TAOCP 3.4.2 Exercise 4

Let $p(m,t)$ denote the probability that exactly $m$ items have been selected from the first $t$ items processed by Algorithm S.

Section 3.4.2: Random Sampling and Shuffling

Exercise 4. [M23] Let $p(m, t)$ be the probability that exactly $m$ items are selected from among the first $t$ in the selection sampling technique. Show directly from Algorithm S that

$$p(m,t) = \binom{t}{m}\binom{N-t}{n-m} \Big/ \binom{N}{n}, \qquad \text{for } 0 \le t \le N.$$

Verified: yes
Solve time: 4m33s


Solution

Let $p(m,t)$ denote the probability that exactly $m$ items have been selected from the first $t$ items processed by Algorithm S.

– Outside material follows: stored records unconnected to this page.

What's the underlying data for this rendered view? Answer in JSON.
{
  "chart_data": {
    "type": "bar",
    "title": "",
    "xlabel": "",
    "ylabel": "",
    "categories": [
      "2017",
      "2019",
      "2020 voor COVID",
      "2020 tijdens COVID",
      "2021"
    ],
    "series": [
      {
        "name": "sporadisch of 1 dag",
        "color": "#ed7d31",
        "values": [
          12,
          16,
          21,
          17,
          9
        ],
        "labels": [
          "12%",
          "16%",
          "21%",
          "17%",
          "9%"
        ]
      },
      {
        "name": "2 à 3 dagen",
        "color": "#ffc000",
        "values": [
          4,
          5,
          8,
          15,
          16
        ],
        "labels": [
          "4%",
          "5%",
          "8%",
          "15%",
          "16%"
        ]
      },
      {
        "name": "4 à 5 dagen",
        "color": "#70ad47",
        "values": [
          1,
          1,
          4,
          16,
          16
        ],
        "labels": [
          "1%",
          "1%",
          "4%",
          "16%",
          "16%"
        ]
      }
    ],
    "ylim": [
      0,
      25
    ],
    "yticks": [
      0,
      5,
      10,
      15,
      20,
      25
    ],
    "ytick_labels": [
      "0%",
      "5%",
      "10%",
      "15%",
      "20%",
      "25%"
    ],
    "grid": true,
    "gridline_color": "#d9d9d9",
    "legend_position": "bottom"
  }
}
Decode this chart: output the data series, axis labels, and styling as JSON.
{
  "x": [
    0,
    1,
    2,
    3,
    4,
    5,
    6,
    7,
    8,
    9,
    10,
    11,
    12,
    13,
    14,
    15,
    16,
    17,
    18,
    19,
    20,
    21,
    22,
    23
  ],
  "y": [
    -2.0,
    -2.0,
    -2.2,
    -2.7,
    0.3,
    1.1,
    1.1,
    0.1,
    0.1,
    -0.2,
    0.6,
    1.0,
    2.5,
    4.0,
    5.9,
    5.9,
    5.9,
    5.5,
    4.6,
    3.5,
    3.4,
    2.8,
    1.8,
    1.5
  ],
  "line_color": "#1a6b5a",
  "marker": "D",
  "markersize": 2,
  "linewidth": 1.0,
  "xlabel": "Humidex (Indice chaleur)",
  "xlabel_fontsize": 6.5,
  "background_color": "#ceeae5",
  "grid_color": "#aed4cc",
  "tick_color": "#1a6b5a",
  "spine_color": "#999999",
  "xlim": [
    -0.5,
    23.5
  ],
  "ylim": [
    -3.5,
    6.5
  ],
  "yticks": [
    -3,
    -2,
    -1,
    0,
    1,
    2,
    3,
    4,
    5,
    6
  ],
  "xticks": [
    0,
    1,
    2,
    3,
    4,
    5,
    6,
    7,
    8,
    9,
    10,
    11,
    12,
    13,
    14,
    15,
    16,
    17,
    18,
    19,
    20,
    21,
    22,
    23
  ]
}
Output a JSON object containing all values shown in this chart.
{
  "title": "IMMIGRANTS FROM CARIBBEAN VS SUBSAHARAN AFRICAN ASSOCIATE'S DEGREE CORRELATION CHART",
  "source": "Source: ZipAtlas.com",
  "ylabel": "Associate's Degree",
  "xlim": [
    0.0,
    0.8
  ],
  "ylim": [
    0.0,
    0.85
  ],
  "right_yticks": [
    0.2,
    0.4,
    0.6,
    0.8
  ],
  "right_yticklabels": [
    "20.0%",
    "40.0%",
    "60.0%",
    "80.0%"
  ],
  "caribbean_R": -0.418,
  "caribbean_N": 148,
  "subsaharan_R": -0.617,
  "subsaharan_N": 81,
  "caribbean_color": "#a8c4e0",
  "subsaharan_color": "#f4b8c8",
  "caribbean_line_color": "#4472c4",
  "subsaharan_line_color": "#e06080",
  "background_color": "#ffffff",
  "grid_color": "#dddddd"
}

We shall prove by induction on $t$ that

$$ p(m,t)=\frac{\binom{t}{m}\binom{N-t}{,n-m,}}{\binom{N}{n}}, \qquad 0\le t\le N. $$

Basis

When $t=0$, no items have been examined. Hence

$$ p(0,0)=1,\qquad p(m,0)=0 \ \ (m>0). $$

The proposed formula gives

$$ \frac{\binom00\binom Nn}{\binom Nn}=1 $$

for $m=0$, and

$$ \frac{\binom0m\binom N{n-m}}{\binom Nn}=0 $$

for $m>0$. Thus the formula is correct when $t=0$.

Inductive step

Assume the formula holds for a fixed $t$, and consider item $t+1$.

To have exactly $m$ selected items among the first $t+1$ items, one of two mutually exclusive events must occur.

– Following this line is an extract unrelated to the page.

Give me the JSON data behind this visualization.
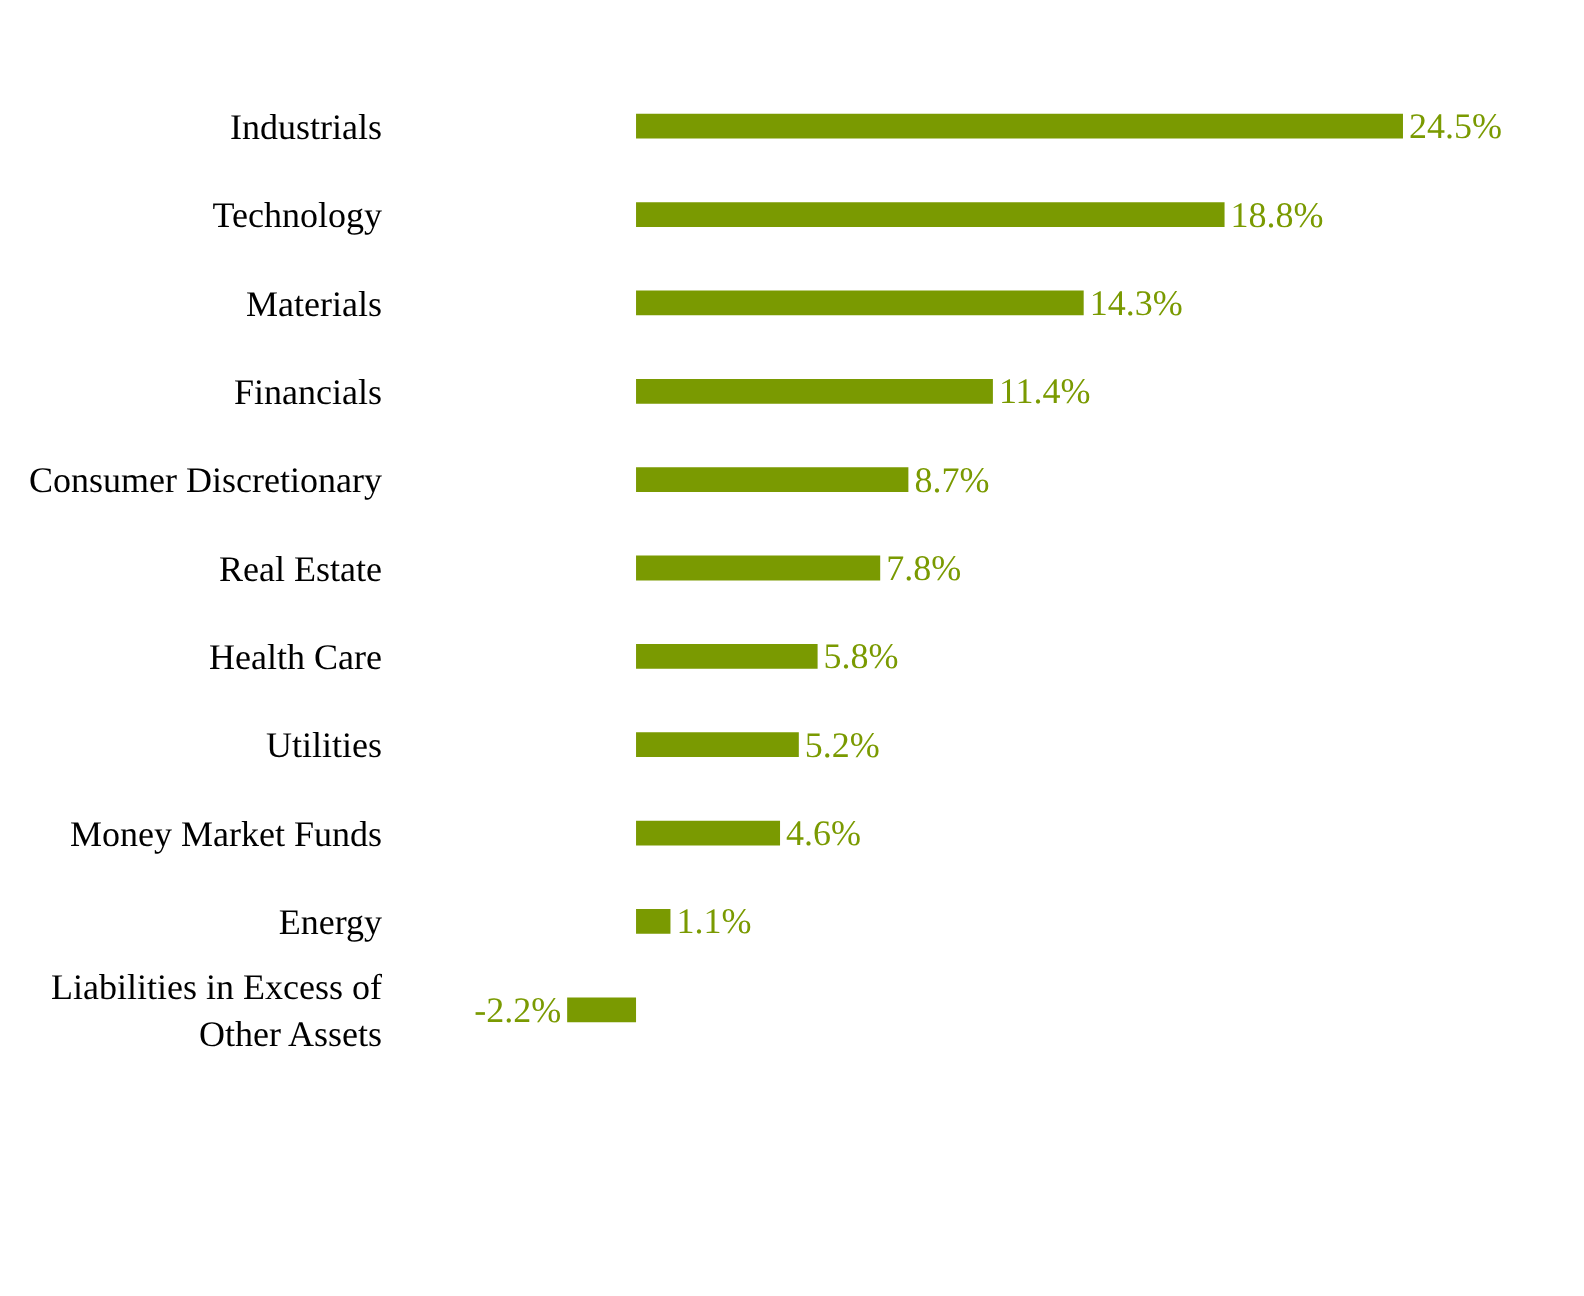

  1. Exactly $m$ items were selected among the first $t$, and item $t+1$ is not selected.
  2. Exactly $m-1$ items were selected among the first $t$, and item $t+1$ is selected.

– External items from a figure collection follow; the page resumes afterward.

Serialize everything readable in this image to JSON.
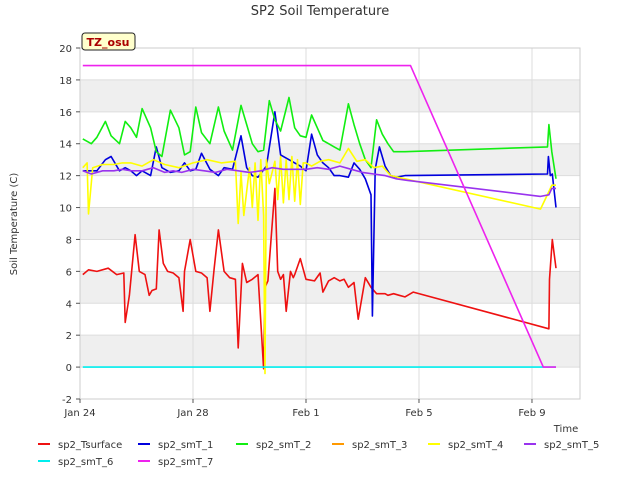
{
  "chart_data": {
    "type": "line",
    "title": "SP2 Soil Temperature",
    "ylabel": "Soil Temperature (C)",
    "xlabel": "Time",
    "site_badge": "TZ_osu",
    "xlim": [
      0,
      17.7
    ],
    "ylim": [
      -2,
      20
    ],
    "yticks": [
      -2,
      0,
      2,
      4,
      6,
      8,
      10,
      12,
      14,
      16,
      18,
      20
    ],
    "xticks": [
      {
        "value": 0,
        "label": "Jan 24"
      },
      {
        "value": 4,
        "label": "Jan 28"
      },
      {
        "value": 8,
        "label": "Feb 1"
      },
      {
        "value": 12,
        "label": "Feb 5"
      },
      {
        "value": 16,
        "label": "Feb 9"
      }
    ],
    "grid": true,
    "banded_background": true,
    "legend_position": "bottom",
    "series": [
      {
        "name": "sp2_Tsurface",
        "color": "#ee1111",
        "x": [
          0.1,
          0.3,
          0.6,
          1.0,
          1.3,
          1.55,
          1.6,
          1.75,
          1.95,
          2.1,
          2.3,
          2.45,
          2.55,
          2.7,
          2.8,
          2.95,
          3.1,
          3.3,
          3.5,
          3.65,
          3.7,
          3.9,
          4.1,
          4.3,
          4.5,
          4.6,
          4.75,
          4.9,
          5.1,
          5.3,
          5.5,
          5.6,
          5.75,
          5.9,
          6.1,
          6.3,
          6.5,
          6.55,
          6.65,
          6.9,
          7.0,
          7.1,
          7.2,
          7.3,
          7.45,
          7.55,
          7.6,
          7.8,
          8.0,
          8.3,
          8.5,
          8.6,
          8.8,
          9.0,
          9.2,
          9.35,
          9.5,
          9.7,
          9.85,
          10.1,
          10.3,
          10.5,
          10.8,
          10.9,
          11.1,
          11.3,
          11.5,
          11.8,
          16.6,
          16.62,
          16.72,
          16.85
        ],
        "y": [
          5.8,
          6.1,
          6.0,
          6.2,
          5.8,
          5.9,
          2.8,
          4.5,
          8.3,
          6.0,
          5.8,
          4.5,
          4.8,
          4.9,
          8.6,
          6.5,
          6.0,
          5.9,
          5.6,
          3.5,
          6.0,
          8.0,
          6.0,
          5.9,
          5.6,
          3.5,
          6.2,
          8.6,
          6.0,
          5.6,
          5.5,
          1.2,
          6.5,
          5.3,
          5.5,
          5.8,
          -0.1,
          5.0,
          5.4,
          11.2,
          6.0,
          5.5,
          5.8,
          3.5,
          6.0,
          5.6,
          5.8,
          6.8,
          5.5,
          5.4,
          5.9,
          4.7,
          5.4,
          5.6,
          5.4,
          5.5,
          5.0,
          5.3,
          3.0,
          5.6,
          5.0,
          4.6,
          4.6,
          4.5,
          4.6,
          4.5,
          4.4,
          4.7,
          2.4,
          5.5,
          8.0,
          6.2
        ]
      },
      {
        "name": "sp2_smT_1",
        "color": "#0000dd",
        "x": [
          0.1,
          0.6,
          0.9,
          1.1,
          1.4,
          1.6,
          1.8,
          2.0,
          2.2,
          2.5,
          2.7,
          2.9,
          3.2,
          3.5,
          3.7,
          3.9,
          4.1,
          4.3,
          4.6,
          4.9,
          5.1,
          5.4,
          5.7,
          5.9,
          6.1,
          6.3,
          6.6,
          6.9,
          7.1,
          7.4,
          7.6,
          7.8,
          8.0,
          8.2,
          8.4,
          8.6,
          8.8,
          9.0,
          9.2,
          9.5,
          9.7,
          9.9,
          10.1,
          10.3,
          10.35,
          10.45,
          10.6,
          10.8,
          11.0,
          11.2,
          11.5,
          16.55,
          16.58,
          16.65,
          16.72,
          16.85
        ],
        "y": [
          12.3,
          12.3,
          13.0,
          13.2,
          12.3,
          12.5,
          12.3,
          12.0,
          12.3,
          12.0,
          13.8,
          12.5,
          12.2,
          12.3,
          12.8,
          12.3,
          12.4,
          13.4,
          12.4,
          12.0,
          12.5,
          12.4,
          14.5,
          12.5,
          12.0,
          11.9,
          12.6,
          16.0,
          13.3,
          13.0,
          12.8,
          12.6,
          12.3,
          14.6,
          13.3,
          12.8,
          12.5,
          12.0,
          12.0,
          11.9,
          12.8,
          12.4,
          11.8,
          10.8,
          3.2,
          12.4,
          13.8,
          12.6,
          12.0,
          11.9,
          12.0,
          12.1,
          13.2,
          12.0,
          12.1,
          10.0
        ]
      },
      {
        "name": "sp2_smT_2",
        "color": "#11ee11",
        "x": [
          0.1,
          0.4,
          0.6,
          0.9,
          1.1,
          1.4,
          1.6,
          1.8,
          2.0,
          2.2,
          2.5,
          2.7,
          2.9,
          3.2,
          3.5,
          3.7,
          3.9,
          4.1,
          4.3,
          4.6,
          4.9,
          5.1,
          5.4,
          5.7,
          5.9,
          6.1,
          6.3,
          6.5,
          6.7,
          6.9,
          7.1,
          7.4,
          7.6,
          7.8,
          8.0,
          8.2,
          8.4,
          8.6,
          8.8,
          9.0,
          9.2,
          9.5,
          9.7,
          9.9,
          10.1,
          10.3,
          10.5,
          10.7,
          10.9,
          11.1,
          11.3,
          11.5,
          16.55,
          16.6,
          16.7,
          16.85
        ],
        "y": [
          14.3,
          14.0,
          14.4,
          15.4,
          14.5,
          14.0,
          15.4,
          15.0,
          14.4,
          16.2,
          15.0,
          13.5,
          13.2,
          16.1,
          15.0,
          13.3,
          13.5,
          16.3,
          14.7,
          14.0,
          16.3,
          14.8,
          13.6,
          16.4,
          15.2,
          14.0,
          13.5,
          13.6,
          16.7,
          15.5,
          14.8,
          16.9,
          15.0,
          14.5,
          14.4,
          15.8,
          15.0,
          14.2,
          14.0,
          13.8,
          13.6,
          16.5,
          15.2,
          14.0,
          13.0,
          12.5,
          15.5,
          14.6,
          14.0,
          13.5,
          13.5,
          13.5,
          13.8,
          15.2,
          13.5,
          11.8
        ]
      },
      {
        "name": "sp2_smT_3",
        "color": "#ff9900",
        "x": [],
        "y": []
      },
      {
        "name": "sp2_smT_4",
        "color": "#ffff00",
        "x": [
          0.1,
          0.25,
          0.3,
          0.45,
          0.8,
          1.2,
          1.5,
          1.8,
          2.2,
          2.6,
          3.0,
          3.5,
          4.0,
          4.5,
          5.0,
          5.5,
          5.6,
          5.7,
          5.8,
          6.0,
          6.1,
          6.2,
          6.3,
          6.4,
          6.5,
          6.55,
          6.6,
          6.7,
          6.9,
          7.0,
          7.1,
          7.2,
          7.3,
          7.4,
          7.5,
          7.6,
          7.7,
          7.8,
          7.9,
          8.0,
          8.2,
          8.5,
          8.8,
          9.2,
          9.5,
          9.8,
          10.1,
          10.4,
          10.7,
          11.0,
          11.5,
          16.3,
          16.6,
          16.7,
          16.85
        ],
        "y": [
          12.5,
          12.8,
          9.6,
          12.5,
          12.7,
          12.7,
          12.8,
          12.8,
          12.6,
          13.0,
          12.7,
          12.5,
          12.8,
          13.0,
          12.8,
          12.9,
          9.0,
          12.2,
          9.5,
          12.5,
          10.0,
          12.8,
          9.2,
          13.0,
          9.5,
          -0.4,
          13.0,
          11.5,
          12.9,
          10.5,
          13.2,
          10.3,
          13.0,
          10.5,
          13.2,
          10.4,
          13.0,
          10.2,
          12.8,
          12.8,
          12.6,
          12.9,
          13.0,
          12.8,
          13.7,
          12.9,
          13.0,
          12.5,
          12.6,
          12.0,
          11.8,
          9.9,
          11.0,
          11.4,
          11.4
        ]
      },
      {
        "name": "sp2_smT_5",
        "color": "#9933ee",
        "x": [
          0.1,
          0.4,
          0.8,
          1.2,
          1.5,
          1.8,
          2.2,
          2.6,
          3.0,
          3.3,
          3.6,
          4.0,
          4.4,
          4.8,
          5.2,
          5.6,
          6.0,
          6.4,
          6.8,
          7.2,
          7.6,
          8.0,
          8.4,
          8.8,
          9.2,
          9.6,
          10.0,
          10.4,
          10.8,
          11.2,
          11.6,
          16.3,
          16.6,
          16.7,
          16.85
        ],
        "y": [
          12.3,
          12.1,
          12.3,
          12.3,
          12.4,
          12.3,
          12.3,
          12.5,
          12.2,
          12.3,
          12.2,
          12.4,
          12.3,
          12.2,
          12.4,
          12.3,
          12.2,
          12.3,
          12.5,
          12.4,
          12.4,
          12.4,
          12.5,
          12.4,
          12.6,
          12.4,
          12.2,
          12.1,
          12.0,
          11.8,
          11.7,
          10.7,
          10.8,
          11.2,
          11.2
        ]
      },
      {
        "name": "sp2_smT_6",
        "color": "#00eeee",
        "x": [
          0.1,
          16.85
        ],
        "y": [
          0.0,
          0.0
        ]
      },
      {
        "name": "sp2_smT_7",
        "color": "#ee22ee",
        "x": [
          0.1,
          11.7,
          16.4,
          16.85
        ],
        "y": [
          18.9,
          18.9,
          0.0,
          0.0
        ]
      }
    ]
  }
}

If $m$ items have already been selected among the first $t$, Algorithm S selects the next item with probability

$$ \frac{n-m}{N-t}. $$

Hence the probability that item $t+1$ is not selected is

$$ 1-\frac{n-m}{N-t} = \frac{N-t-n+m}{N-t}. $$

Similarly, if $m-1$ items have already been selected, the probability that item $t+1$ is selected is

$$ \frac{n-(m-1)}{N-t} = \frac{n-m+1}{N-t}. $$

Therefore

$$ p(m,t+1) = p(m,t)\frac{N-t-n+m}{N-t} + p(m-1,t)\frac{n-m+1}{N-t}. $$

Substituting the induction hypothesis,

$$ \begin{aligned} p(m,t+1) &= \frac1{\binom Nn} \Biggl[ \binom tm\binom{N-t}{n-m} \frac{N-t-n+m}{N-t} \ &\qquad\qquad + \binom t{m-1}\binom{N-t}{n-m+1} \frac{n-m+1}{N-t} \Biggr]. \end{aligned} $$

We now simplify the two terms.

For the first term, let $a=N-t$ and $b=n-m$. Then

$$ \binom ab\frac{a-b}{a} = \frac{a!}{b!(a-b)!}\frac{a-b}{a} = \frac{(a-1)!}{b!(a-b-1)!} = \binom{a-1}{b}. $$

Hence

$$ \binom{N-t}{n-m} \frac{N-t-n+m}{N-t} = \binom{N-t-1}{n-m}. $$

For the second term, using

$$ \binom ab\frac{b}{a} = \frac{a!}{b!(a-b)!}\frac{b}{a} = \frac{(a-1)!}{(b-1)!(a-b)!} = \binom{a-1}{b-1}, $$

with $a=N-t$ and $b=n-m+1$, we obtain

$$ \binom{N-t}{n-m+1} \frac{n-m+1}{N-t} = \binom{N-t-1}{n-m}. $$

Therefore

$$ \begin{aligned} p(m,t+1) &= \frac1{\binom Nn} \Bigl[ \binom tm\binom{N-t-1}{n-m} + \binom t{m-1}\binom{N-t-1}{n-m} \Bigr] \ &= \frac{\binom{N-t-1}{n-m}}{\binom Nn} \Bigl[ \binom tm+\binom t{m-1} \Bigr]. \end{aligned} $$

Using Pascal's identity,

$$ \binom tm+\binom t{m-1} = \binom{t+1}{m}, $$

we get

$$ p(m,t+1) = \frac{\binom{t+1}{m}\binom{N-t-1}{n-m}} {\binom Nn}. $$

Since $N-(t+1)=N-t-1$, this is exactly

$$ p(m,t+1) = \frac{\binom{t+1}{m}\binom{N-(t+1)}{,n-m,}} {\binom Nn}. $$

Thus the formula holds for $t+1$.

By induction,

$$ \boxed{ p(m,t) = \frac{\binom{t}{m}\binom{N-t}{,n-m,}} {\binom{N}{n}} } $$

for all $0\le t\le N$. ∎